Modeling of stochastic dynamics of time-dependent flows under high-dimensional random forcing

In this numerical study the effect of high-dimensional stochastic forcing in time-dependent flows is investigated. To efficiently quantify the evolution of stochasticity in such a system, the dynamically orthogonal method is used.

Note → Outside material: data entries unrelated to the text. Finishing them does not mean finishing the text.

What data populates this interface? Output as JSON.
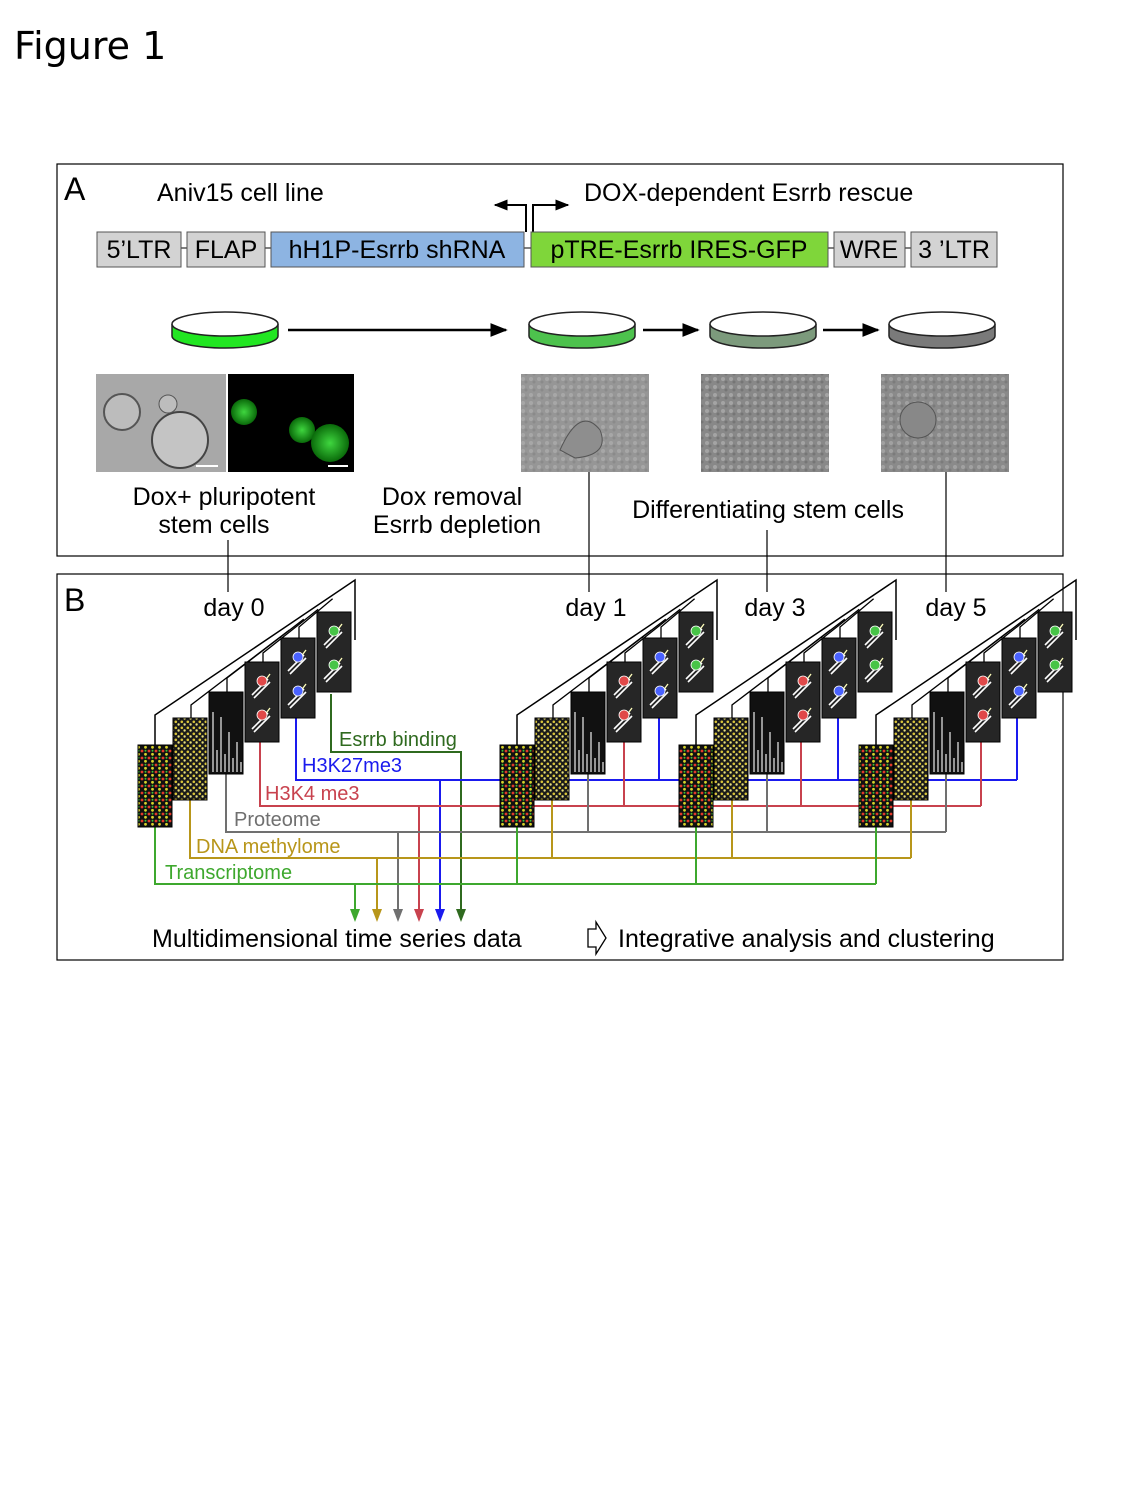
{
  "figure_title": "Figure 1",
  "panel_a": {
    "letter": "A",
    "cell_line_label": "Aniv15 cell line",
    "rescue_label": "DOX-dependent Esrrb rescue",
    "construct": [
      {
        "label": "5’LTR",
        "color": "#d3d3d3"
      },
      {
        "label": "FLAP",
        "color": "#d3d3d3"
      },
      {
        "label": "hH1P-Esrrb shRNA",
        "color": "#8db4e2"
      },
      {
        "label": "pTRE-Esrrb IRES-GFP",
        "color": "#7fd63a"
      },
      {
        "label": "WRE",
        "color": "#d3d3d3"
      },
      {
        "label": "3 ’LTR",
        "color": "#d3d3d3"
      }
    ],
    "dish_colors": [
      "#22e622",
      "#4dc24d",
      "#7c9a7c",
      "#7a7a7a"
    ],
    "captions": {
      "pluripotent_line1": "Dox+ pluripotent",
      "pluripotent_line2": "stem cells",
      "removal_line1": "Dox removal",
      "removal_line2": "Esrrb depletion",
      "differentiating": "Differentiating stem cells"
    }
  },
  "panel_b": {
    "letter": "B",
    "days": [
      "day 0",
      "day 1",
      "day 3",
      "day 5"
    ],
    "tracks": [
      {
        "label": "Esrrb binding",
        "color": "#2f6a1f"
      },
      {
        "label": "H3K27me3",
        "color": "#1a1aee"
      },
      {
        "label": "H3K4 me3",
        "color": "#c8424e"
      },
      {
        "label": "Proteome",
        "color": "#707070"
      },
      {
        "label": "DNA methylome",
        "color": "#b8961a"
      },
      {
        "label": "Transcriptome",
        "color": "#3ea82e"
      }
    ],
    "output_label": "Multidimensional time series data",
    "analysis_label": "Integrative analysis and clustering"
  }
}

In this methodology, the solution is approximated by a \emph{generalized} Karhunen-Loeve (KL) expansion in the form of $\mathbf{u}(\mathbf{x},t;\omega) = \overline{\mathbf{u}}(\mathbf{x},t) + \sum_{i=1}^{N} \mathbf{y}_i(t; \omega) \mathbf{u}_i(\mathbf{x},t)$, in which $\overline{\mathbf{u}}(\mathbf{x},t) $ is the stochastic mean, the set of $\mathbf{u}_i(\mathbf{x},t)$'s is a deterministic orthogonal basis and $\mathbf{y}_i(t; \omega)$'s are the stochastic coefficients. Explicit evolution equations for $\overline{\mathbf{u}}$, $\mathbf{u}_i$ and $\mathbf{y}_i$ are formulated. The elements of the basis $\mathbf{u}_i(\mathbf{x},t)$'s remain orthogonal for all times and they evolve according to the system dynamics to capture the energetically dominant stochastic subspace. We consider two classical fluid dynamics problems: (1) flow over a cylinder, and (2) flow over an airfoil under up to one-hundred dimensional random forcing. We explore the interaction of intrinsic with extrinsic stochasticity in these flows.